Former UCLA basketball player and current Cleveland Cavalier Kevin Love opens up about mental health in a moving article he wrote for the Players’ Tribune.
In the Players’ Tribune this morning, Cleveland Cavaliers forward and UCLA Basketball great Kevin Love opened up about his mental health journey and invited readers to explore their own.
It is absolutely worth your time to read, but I wanted to recap it here to help spread the good word.
He relives, in vivid detail, the panic attack he had during a game last November. What stuck with Love after that incident was not the fear of what had happened, but the shame he felt and how insistent he was that no one ever find out.
Love tells how he worked through his lifelong and tacit assumptions about strength and weakness, health and sickness, success and failure and how he came to understand and then reject the stigma that surrounds mental health.
The key takeaways:
- Seeking help (be it through psychiatry or psychology) is not weakness but, in fact, strength – strength of knowing yourself and that your worth is in no way diminished by struggling with or treating mental health.

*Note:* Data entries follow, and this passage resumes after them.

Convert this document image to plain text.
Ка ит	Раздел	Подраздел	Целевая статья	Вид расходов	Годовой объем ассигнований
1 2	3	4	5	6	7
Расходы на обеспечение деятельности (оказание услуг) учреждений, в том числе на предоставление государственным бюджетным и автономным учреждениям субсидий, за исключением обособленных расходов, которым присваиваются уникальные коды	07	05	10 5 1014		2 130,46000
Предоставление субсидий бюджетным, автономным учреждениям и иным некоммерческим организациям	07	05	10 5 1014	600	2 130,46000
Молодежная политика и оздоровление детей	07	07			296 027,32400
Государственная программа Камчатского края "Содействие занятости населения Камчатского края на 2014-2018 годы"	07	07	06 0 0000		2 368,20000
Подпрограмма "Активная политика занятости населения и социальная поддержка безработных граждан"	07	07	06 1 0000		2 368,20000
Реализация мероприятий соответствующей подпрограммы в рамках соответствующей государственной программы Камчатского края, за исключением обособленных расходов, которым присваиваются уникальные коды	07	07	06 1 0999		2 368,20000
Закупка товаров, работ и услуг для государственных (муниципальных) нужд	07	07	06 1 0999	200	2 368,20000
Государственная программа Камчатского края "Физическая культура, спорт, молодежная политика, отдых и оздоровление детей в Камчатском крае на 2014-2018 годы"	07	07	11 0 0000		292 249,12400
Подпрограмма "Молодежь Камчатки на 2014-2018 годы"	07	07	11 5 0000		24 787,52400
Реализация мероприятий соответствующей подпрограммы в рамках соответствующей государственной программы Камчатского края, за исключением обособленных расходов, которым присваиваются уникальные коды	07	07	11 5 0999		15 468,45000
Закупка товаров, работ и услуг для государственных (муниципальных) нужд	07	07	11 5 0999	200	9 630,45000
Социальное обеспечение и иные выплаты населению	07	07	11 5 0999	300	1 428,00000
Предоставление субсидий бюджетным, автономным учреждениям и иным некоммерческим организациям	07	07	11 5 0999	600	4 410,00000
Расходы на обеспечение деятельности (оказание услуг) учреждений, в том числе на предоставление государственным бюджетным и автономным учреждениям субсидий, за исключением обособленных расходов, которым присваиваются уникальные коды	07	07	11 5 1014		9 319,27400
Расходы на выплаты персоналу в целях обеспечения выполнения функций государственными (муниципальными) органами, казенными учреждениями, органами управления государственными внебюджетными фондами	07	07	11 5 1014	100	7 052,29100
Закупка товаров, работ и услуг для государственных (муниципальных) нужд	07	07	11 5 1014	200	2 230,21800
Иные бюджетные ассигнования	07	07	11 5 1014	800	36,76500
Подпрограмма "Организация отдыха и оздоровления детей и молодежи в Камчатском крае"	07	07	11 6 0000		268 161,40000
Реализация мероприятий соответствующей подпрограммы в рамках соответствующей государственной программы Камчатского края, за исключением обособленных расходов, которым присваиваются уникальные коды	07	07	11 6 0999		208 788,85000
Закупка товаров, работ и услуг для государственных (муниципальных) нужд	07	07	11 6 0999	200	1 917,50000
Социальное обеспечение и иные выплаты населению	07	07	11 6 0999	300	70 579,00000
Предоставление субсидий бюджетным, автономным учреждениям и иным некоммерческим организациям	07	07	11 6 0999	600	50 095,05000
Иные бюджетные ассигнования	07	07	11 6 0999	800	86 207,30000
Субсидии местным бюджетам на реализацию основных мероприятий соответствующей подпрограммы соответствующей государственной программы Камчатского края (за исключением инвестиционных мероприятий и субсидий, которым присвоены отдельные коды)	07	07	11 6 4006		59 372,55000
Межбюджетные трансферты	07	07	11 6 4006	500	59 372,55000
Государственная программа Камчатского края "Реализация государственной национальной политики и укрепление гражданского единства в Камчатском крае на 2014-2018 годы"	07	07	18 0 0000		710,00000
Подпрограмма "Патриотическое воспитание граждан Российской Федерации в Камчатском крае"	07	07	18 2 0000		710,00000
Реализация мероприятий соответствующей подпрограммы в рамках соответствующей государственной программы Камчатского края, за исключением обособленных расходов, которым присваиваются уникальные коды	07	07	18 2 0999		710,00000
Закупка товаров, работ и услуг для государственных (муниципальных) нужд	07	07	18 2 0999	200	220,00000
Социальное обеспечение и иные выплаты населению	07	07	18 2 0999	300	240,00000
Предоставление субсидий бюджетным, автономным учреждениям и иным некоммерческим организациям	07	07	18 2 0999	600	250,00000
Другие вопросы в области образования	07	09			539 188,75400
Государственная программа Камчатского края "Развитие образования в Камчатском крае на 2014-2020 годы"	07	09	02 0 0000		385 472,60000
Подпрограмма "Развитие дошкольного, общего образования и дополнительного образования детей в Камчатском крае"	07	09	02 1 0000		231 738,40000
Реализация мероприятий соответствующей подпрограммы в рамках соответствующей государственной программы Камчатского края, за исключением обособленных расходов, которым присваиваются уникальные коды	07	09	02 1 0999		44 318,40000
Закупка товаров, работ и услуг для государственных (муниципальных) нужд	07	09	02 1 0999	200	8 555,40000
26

- Loneliness and isolation (which are not coincidentally among the consequences of stigma and suffering in silence) can compound mental health problems.
- You cannot tell what someone else is going through just by looking at them; mental health is a concern for rich and poor, male and female, healthy and sickly. There is no “guys like me” or “guys like [X] don’t struggle with these things.”
- Everyone is going through something you can’t see. Not everyone is struggling with mental health, but everyone is balancing stressors or trauma or grief or shame or insecurity of some kind or another.
Look, I don’t want to speak above my non-existent qualifications here, but I know this. I know that, left untreated, mental illnesses can develop and worsen and even metastasize, cancer-like, from neuroses into full-blown psychoses. I also know that the demographic most afflicted by mental illness is the demographic that most likely reads sports blogs: males in their 20s and 30s.
Love says he got the courage to go public with his mental health journey because DeMar DeRozan did the same thing. Stigma lingers like a shadow over this whole issue, and the only way to beat it is one light at a time.
If you’ve ever experienced mental illness, talk about it and be open. If you think that you might suffer from even low-level depression or anxiety, please talk to someone. It doesn’t have to be a therapist. It can be a coach or a parent or a friend. Get help and then never shut up about the help you got, in the hopes that your example will lead others to get the help they need as well.